The screaming headline (“Tumultuous session ends diversity policy”) in the N&O suggests otherwise, but the fact remains that what the Wake school board majority did yesterday does not end diversity. Rather, it begins a process in which the board, unless it changes course (or is itself changed in the 2011 elections) will try to do away with Wake’s diversity goals over the next nine to 15 months.

That’s what it says in the resolution that the Board, by a 5-4 vote, adopted.

(On the other hand, the N&O stories and photos, and Art Howard’s photo (above), capture the police-state quality of yesterday’s meeting very well. The Majority Five is trying hard to squelch public debate; but the harder they try, the more people are showing up to push back against them.)

Thus far, however, the Majority Five has not amended the Student Assignment Policy (Policy 6200) which includes diverse student populations in every school as one of its goals.

The point is, the battle isn’t over. In fact, it’s just beginning.

At the Great Schools in Wake forum on Saturday, diversity supporter Richard Kahlenburg (senior fellow at the Century Foundation) suggested that Wake County could be divided into a small number of soft assignment zones and still retain diversity as a goal for all of them. Kahlenberg, when I quizzed him on that idea, didn’t want to be pinned down to a specific number of zones, nor did he profess to know the county well enough to say where, exactly, the lines should be drawn.

Still — there are zones, and then there are zones.

A plan could be developed, as Kahlenberg says, to divide Wake into two or three or perhaps four zones while also respecting the need for some rough balance among them (i.e., “diversity”) on the numbers of low-income and low-performing students in each zone. Indeed, the current assignment plan, while it lacks “zone” lines, isn’t far from doing just that.

On the other hand, if John Tedesco has his way, Wake would be split up into about 20 zones, one for each high school, without any regard for diversity. The more zones, the smaller each one will be, and the greater the likelihood that several — in Southeast Raleigh and eastern Wake — will contain only high-poverty neighborhoods.

And of course, once the “have” and “have-not” zones are identified (by realtors, and then by home buyers — and sellers), folks with money will desert the have-not zones and they will become even higher-poverty … and eventually, they’ll be all-poverty. That’s how it works everywhere in America where hard-zone lines are used.

It’s been my theory from the moment I heard that the Majority Five wanted Raleigh attorney Tom Farr as their “special counsel” that Farr would have two jobs:

1) Redraw the lines for the nine school board districts (using the 2010 census data) in time for the 2011 elections.

2) Draw the lines for the school assignment zones.

Farr is an employment lawyer, but his sideline specialty is in legislative apportionment, Republican-style. He’s the man with a computer, the census software, voter-registration software, and making the lines come out so they maximize the number of districts the Republicans can win and minimize the number the Democrats can win. (This usually involves “packing” African-American voters into as few districts as possible.)
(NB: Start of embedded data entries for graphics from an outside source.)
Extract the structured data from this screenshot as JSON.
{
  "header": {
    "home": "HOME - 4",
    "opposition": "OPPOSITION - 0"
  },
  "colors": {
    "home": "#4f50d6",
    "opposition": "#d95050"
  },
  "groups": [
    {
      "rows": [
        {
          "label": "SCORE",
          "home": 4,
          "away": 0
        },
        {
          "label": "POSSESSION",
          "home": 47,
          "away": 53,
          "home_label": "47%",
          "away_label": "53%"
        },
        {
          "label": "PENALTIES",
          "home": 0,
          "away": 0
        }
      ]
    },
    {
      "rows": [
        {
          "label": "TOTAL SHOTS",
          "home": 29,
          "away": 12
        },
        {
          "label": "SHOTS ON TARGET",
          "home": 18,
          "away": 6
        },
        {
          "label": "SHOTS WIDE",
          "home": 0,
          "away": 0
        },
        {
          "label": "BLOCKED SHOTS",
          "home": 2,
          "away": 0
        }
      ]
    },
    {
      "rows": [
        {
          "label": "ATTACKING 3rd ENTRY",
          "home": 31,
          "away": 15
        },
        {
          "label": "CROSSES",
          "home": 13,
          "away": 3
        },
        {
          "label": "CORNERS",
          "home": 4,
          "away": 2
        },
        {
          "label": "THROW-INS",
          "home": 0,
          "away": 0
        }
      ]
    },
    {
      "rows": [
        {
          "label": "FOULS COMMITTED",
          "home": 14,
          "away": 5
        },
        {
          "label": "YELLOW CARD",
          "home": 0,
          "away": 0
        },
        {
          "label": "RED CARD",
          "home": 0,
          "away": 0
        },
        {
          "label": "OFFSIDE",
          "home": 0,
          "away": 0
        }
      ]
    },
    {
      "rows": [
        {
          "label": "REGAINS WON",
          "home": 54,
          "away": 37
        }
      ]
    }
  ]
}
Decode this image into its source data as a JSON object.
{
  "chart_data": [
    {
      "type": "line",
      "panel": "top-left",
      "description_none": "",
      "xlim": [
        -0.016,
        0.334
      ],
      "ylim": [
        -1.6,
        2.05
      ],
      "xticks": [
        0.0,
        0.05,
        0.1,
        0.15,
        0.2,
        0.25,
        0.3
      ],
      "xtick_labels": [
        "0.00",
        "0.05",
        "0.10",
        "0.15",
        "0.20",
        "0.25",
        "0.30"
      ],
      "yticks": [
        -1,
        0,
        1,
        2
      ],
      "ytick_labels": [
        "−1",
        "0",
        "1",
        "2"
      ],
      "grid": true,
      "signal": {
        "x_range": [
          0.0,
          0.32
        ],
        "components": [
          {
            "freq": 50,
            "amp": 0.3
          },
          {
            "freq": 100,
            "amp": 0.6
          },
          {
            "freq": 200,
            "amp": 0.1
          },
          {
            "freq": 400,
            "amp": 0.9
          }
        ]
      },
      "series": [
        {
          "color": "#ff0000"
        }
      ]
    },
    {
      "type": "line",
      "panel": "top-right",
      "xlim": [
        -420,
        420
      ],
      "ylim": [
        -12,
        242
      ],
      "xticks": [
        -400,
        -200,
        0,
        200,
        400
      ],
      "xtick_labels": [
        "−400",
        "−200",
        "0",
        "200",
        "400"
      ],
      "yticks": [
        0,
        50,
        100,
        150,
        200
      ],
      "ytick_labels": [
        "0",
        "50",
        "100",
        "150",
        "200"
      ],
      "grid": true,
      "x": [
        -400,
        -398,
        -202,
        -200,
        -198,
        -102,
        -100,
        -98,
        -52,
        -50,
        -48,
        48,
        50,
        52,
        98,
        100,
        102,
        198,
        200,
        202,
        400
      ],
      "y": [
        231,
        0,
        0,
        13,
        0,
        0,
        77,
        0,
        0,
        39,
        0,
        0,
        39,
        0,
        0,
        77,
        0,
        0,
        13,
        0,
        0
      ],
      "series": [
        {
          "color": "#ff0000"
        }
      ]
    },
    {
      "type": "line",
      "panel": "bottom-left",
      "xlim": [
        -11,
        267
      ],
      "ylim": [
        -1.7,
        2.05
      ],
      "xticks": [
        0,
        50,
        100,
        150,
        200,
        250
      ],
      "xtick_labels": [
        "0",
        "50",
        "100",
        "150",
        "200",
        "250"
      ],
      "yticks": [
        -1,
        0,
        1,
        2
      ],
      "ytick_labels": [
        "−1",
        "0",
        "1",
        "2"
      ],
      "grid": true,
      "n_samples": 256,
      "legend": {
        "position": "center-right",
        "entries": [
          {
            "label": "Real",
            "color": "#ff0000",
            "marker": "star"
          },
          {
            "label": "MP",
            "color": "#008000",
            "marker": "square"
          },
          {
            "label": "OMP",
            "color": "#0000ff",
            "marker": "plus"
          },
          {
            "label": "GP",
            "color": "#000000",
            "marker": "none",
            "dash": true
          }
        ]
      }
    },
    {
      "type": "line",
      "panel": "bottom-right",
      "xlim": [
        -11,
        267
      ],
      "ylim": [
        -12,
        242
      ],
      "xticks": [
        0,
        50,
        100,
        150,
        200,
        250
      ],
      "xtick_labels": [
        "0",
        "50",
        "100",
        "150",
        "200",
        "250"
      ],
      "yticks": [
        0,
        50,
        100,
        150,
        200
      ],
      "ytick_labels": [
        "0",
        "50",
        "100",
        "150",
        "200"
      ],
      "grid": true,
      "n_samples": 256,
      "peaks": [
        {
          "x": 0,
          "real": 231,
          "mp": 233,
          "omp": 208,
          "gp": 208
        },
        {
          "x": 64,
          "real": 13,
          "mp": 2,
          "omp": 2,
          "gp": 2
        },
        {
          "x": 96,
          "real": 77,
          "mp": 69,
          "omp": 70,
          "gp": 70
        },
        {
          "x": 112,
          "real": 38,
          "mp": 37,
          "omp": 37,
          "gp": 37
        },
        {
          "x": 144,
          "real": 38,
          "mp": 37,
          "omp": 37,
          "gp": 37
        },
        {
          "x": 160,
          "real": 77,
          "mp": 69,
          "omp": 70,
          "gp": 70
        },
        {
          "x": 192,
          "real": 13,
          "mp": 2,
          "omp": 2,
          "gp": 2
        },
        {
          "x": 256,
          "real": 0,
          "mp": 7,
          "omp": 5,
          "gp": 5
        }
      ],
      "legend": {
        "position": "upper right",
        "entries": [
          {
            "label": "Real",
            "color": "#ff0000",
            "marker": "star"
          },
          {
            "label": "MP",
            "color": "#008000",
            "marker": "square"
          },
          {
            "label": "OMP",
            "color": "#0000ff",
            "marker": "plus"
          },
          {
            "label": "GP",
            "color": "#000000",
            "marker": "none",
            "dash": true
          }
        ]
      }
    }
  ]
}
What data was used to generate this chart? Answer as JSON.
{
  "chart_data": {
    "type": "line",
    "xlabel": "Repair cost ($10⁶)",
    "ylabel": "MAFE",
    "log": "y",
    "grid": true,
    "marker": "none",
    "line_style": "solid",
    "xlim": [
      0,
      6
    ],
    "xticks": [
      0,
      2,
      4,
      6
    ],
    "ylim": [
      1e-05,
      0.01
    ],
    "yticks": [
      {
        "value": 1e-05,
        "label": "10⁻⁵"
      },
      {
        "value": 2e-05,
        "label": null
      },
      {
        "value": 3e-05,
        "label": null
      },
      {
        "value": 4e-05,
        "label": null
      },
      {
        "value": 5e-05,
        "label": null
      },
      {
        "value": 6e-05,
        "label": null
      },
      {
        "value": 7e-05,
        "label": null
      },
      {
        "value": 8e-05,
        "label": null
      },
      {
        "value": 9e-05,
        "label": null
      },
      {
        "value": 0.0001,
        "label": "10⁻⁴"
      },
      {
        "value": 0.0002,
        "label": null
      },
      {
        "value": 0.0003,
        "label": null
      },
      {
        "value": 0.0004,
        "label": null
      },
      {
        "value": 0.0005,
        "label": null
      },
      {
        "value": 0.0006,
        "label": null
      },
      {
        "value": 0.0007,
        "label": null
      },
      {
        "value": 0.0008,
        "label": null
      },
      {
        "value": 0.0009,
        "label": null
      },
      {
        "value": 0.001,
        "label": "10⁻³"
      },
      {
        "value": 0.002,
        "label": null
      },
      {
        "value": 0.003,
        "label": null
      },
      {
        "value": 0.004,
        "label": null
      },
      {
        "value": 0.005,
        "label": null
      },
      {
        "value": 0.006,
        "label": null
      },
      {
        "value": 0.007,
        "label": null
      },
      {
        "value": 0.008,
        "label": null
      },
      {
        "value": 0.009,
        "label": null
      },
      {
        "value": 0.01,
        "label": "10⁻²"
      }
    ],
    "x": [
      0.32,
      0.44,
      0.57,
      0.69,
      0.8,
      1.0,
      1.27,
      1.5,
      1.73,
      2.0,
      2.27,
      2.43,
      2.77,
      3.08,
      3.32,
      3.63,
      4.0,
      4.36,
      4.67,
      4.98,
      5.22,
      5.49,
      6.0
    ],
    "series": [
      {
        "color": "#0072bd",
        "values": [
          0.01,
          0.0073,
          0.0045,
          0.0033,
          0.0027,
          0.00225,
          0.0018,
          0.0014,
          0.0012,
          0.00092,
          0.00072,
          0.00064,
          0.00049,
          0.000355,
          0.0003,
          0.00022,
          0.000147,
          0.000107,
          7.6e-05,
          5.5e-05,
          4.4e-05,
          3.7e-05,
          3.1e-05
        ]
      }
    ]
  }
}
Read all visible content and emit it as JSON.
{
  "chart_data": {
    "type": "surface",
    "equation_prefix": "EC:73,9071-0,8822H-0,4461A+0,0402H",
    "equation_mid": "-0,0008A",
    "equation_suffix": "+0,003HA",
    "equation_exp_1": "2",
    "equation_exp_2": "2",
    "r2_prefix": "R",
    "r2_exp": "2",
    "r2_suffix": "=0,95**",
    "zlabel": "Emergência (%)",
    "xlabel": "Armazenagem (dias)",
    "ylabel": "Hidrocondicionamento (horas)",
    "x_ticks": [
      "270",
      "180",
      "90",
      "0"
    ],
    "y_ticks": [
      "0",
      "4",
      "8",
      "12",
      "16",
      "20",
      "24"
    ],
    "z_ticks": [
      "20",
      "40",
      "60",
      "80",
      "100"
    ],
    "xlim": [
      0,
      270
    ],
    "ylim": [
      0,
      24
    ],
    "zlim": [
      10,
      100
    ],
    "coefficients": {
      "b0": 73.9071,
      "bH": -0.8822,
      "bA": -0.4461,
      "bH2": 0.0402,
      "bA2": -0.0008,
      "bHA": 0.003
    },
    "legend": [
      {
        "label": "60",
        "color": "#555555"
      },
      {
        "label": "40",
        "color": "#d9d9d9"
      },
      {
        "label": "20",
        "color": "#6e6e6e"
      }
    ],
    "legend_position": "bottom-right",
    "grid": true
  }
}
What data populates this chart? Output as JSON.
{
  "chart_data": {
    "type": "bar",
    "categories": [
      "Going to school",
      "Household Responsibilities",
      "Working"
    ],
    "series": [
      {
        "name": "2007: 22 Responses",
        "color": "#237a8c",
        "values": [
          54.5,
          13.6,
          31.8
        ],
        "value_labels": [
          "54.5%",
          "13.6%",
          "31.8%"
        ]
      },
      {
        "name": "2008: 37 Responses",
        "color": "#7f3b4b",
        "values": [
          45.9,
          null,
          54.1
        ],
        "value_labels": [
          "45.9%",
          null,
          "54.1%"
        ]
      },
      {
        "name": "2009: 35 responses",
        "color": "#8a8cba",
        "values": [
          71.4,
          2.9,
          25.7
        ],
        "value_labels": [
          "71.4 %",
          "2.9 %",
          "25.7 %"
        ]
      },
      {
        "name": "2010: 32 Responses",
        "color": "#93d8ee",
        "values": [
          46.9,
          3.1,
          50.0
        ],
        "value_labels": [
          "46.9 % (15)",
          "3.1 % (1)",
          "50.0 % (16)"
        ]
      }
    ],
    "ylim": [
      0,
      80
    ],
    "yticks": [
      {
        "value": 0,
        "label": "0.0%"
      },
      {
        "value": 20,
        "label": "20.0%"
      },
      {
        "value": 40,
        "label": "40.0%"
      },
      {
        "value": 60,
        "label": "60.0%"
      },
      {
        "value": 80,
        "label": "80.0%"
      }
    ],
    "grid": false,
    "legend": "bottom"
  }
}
I’m not saying the Democrats don’t do the same thing. They do, if they control the redistricting process. But in the case of the school board elections, the school board itself — the Majority Five, in other words — controls it UNLESS …

… UNLESS the General Assembly, in 2011, should decide that the composition of the school board needs a makeover.

If the General Assembly were to determine, e.g., that the board ought to have more districts — 11, say, instead of the current nine — or should have some districts elected at-large, then the General Assembly itself would do the redistricting job.

Something to think about.

In the meantime, though, Farr’s skills may be used (I asked him the question; he declined to answer) on the crafting of community assignment zones per Tedesco’s and the Majority’s Five’s instructions. But that process must be done in public, presumably by Tedesco’s student assignment committee, and will be subjected to intense scrutiny and debate.

It’s in that sense that the process, then, is just starting. It is so not over.